From   "Stas Kolenikov" <[email protected]>
To   [email protected]
Subject   Re: st: standard errors poverty measurement Stata 10
Date   Fri, 5 Dec 2008 11:56:16 -0600

Well in that whole DASP manual, they never discuss how they get the
standard errors. If that were a Stata Journal submission, it would
probably be returned with a request for Methods and Formulas section.
It is not mentioned in their huge analytical manual, either --
although of course that's a very useful summary of all things in
distributional economics, with all the right references. And
unfortunately I've seen more than once that something produced and
promoted by the World Bank eventually gets rebutted for not being
technically/statistically/econometrically solid -- maybe for the
simple reason that it does not have to pass peer review and be
presented at half a dozen seminars with critical audience to appear as
a working paper (and it does not help much that the number of people
who understand both economics of distribution and analysis with
complex survey data is miserably small). So if I were using this
package I would at least make sure that it produces correct standard
errors by cross-checking with other procedures.
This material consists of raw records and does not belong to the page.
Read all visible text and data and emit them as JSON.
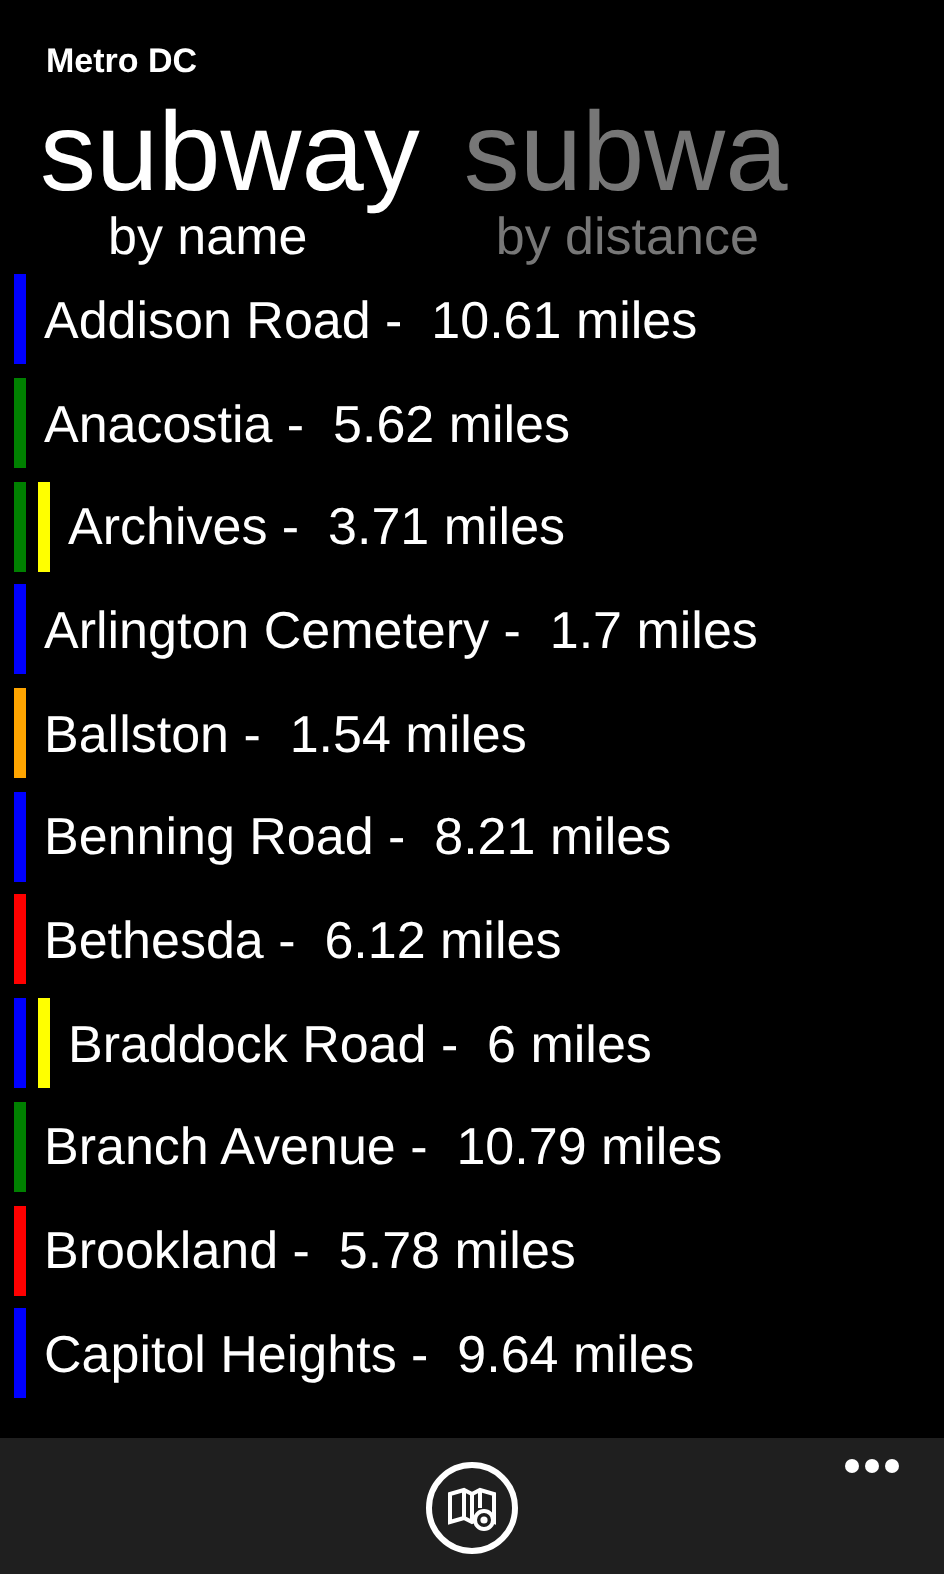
{
  "app_title": "Metro DC",
  "pivot": [
    {
      "title": "subway",
      "subtitle": "by name",
      "selected": true
    },
    {
      "title": "subwa",
      "subtitle": "by distance",
      "selected": false
    }
  ],
  "stations": [
    {
      "label": "Addison Road -  10.61 miles",
      "lines": [
        {
          "color": "#0000ff"
        }
      ]
    },
    {
      "label": "Anacostia -  5.62 miles",
      "lines": [
        {
          "color": "#008000"
        }
      ]
    },
    {
      "label": "Archives -  3.71 miles",
      "lines": [
        {
          "color": "#008000"
        },
        {
          "color": "#ffff00"
        }
      ]
    },
    {
      "label": "Arlington Cemetery -  1.7 miles",
      "lines": [
        {
          "color": "#0000ff"
        }
      ]
    },
    {
      "label": "Ballston -  1.54 miles",
      "lines": [
        {
          "color": "#ffa500"
        }
      ]
    },
    {
      "label": "Benning Road -  8.21 miles",
      "lines": [
        {
          "color": "#0000ff"
        }
      ]
    },
    {
      "label": "Bethesda -  6.12 miles",
      "lines": [
        {
          "color": "#ff0000"
        }
      ]
    },
    {
      "label": "Braddock Road -  6 miles",
      "lines": [
        {
          "color": "#0000ff"
        },
        {
          "color": "#ffff00"
        }
      ]
    },
    {
      "label": "Branch Avenue -  10.79 miles",
      "lines": [
        {
          "color": "#008000"
        }
      ]
    },
    {
      "label": "Brookland -  5.78 miles",
      "lines": [
        {
          "color": "#ff0000"
        }
      ]
    },
    {
      "label": "Capitol Heights -  9.64 miles",
      "lines": [
        {
          "color": "#0000ff"
        }
      ]
    }
  ]
}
Of course producing standard errors is a useful practice. But even
computing the standard error of a difference of two say Gini
coefficients or FGT indices between two surveys may not be that easy
if the samples are not perfectly independent.

Just a word of caution.

On 12/5/08, Abdel Rahmen El Lahga <[email protected]> wrote:
> you can use the DASP package  developed by A. Araar and J-Y Duclos
>  available at http://132.203.59.36/DASP/index.html
>  you can estimate various poverty inequality measure with their s.e and
>  taking into account the sampling design.
>  Concerning the remark of  Stas Kolenikov I note that std-err of
>  poverty measure are required by most journal and policy maker to
>  assess the effect of sampling variability on poverty and inequlity
>  measure. This is a usuel practice in the profession

-- 
Stas Kolenikov, also found at http://stas.kolenikov.name
Small print: I use this email account for mailing lists only.